What this means for AI deals
The Manus fight is a warning flare for any AI startup trying to slip between two regulatory storms. For years, some China-founded tech companies have looked to Singapore as a friendlier base, hoping the move would calm US concerns about Chinese ownership while also preserving access to global investors and customers.
Axios described that approach as “Singapore washing,” and China’s move against the Meta-Manus deal suggests Beijing may no longer tolerate it when strategically important AI is involved.
That matters because AI agents are becoming one of the industry’s most competitive battlegrounds. Big Tech companies do not just want chatbots that answer questions. They want systems that can take action, complete workflows, and eventually become a layer between users and the internet itself.
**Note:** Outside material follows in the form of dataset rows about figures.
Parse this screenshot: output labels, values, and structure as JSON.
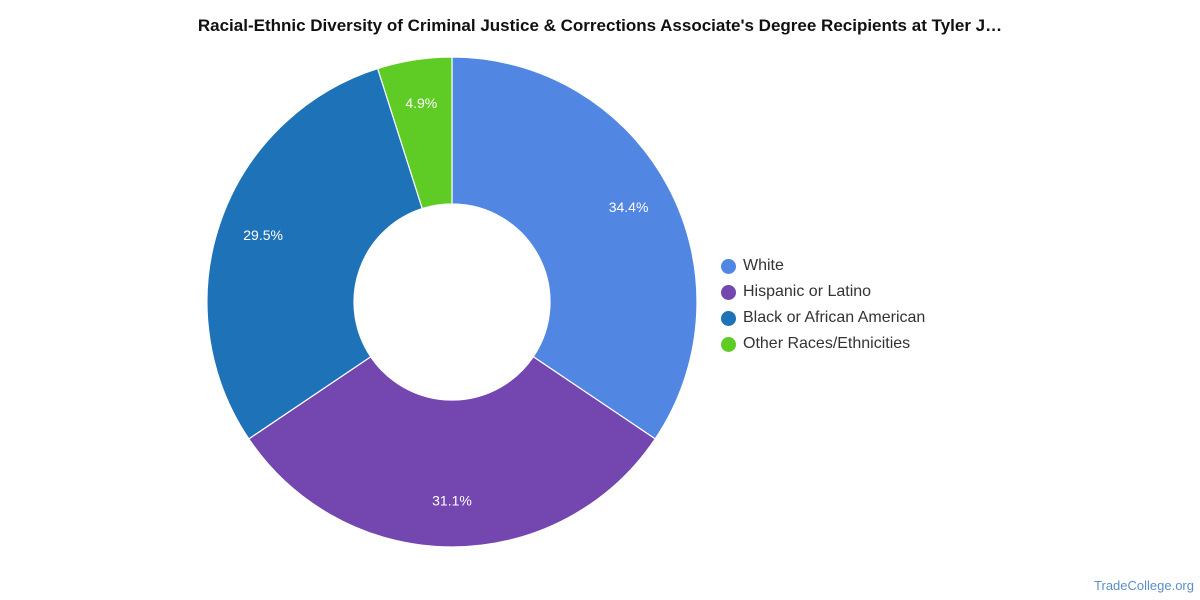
{
  "title": "Racial-Ethnic Diversity of Criminal Justice & Corrections Associate's Degree Recipients at Tyler J…",
  "credit": "TradeCollege.org",
  "chart_data": {
    "type": "pie",
    "donut": true,
    "title": "Racial-Ethnic Diversity of Criminal Justice & Corrections Associate's Degree Recipients at Tyler J…",
    "legend_position": "right",
    "series": [
      {
        "name": "White",
        "value": 34.4,
        "label": "34.4%",
        "color": "#5186e2"
      },
      {
        "name": "Hispanic or Latino",
        "value": 31.1,
        "label": "31.1%",
        "color": "#7446af"
      },
      {
        "name": "Black or African American",
        "value": 29.5,
        "label": "29.5%",
        "color": "#1e72b8"
      },
      {
        "name": "Other Races/Ethnicities",
        "value": 4.9,
        "label": "4.9%",
        "color": "#5fcc25"
      }
    ]
  }
}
For Meta, Manus could have helped accelerate that push. For China, allowing a US tech giant to acquire a China-rooted AI agent company may have looked like letting valuable talent and technology walk out the door.
The result is a deal that now looks less like a normal acquisition and more like a test case. If Beijing can block or reverse the sale of a company that had moved offshore, other founders may have to rethink whether relocating is enough to escape China’s regulatory reach.
For AI startups, the lesson is simple: relocating headquarters may not be enough when governments consider the technology itself strategically important.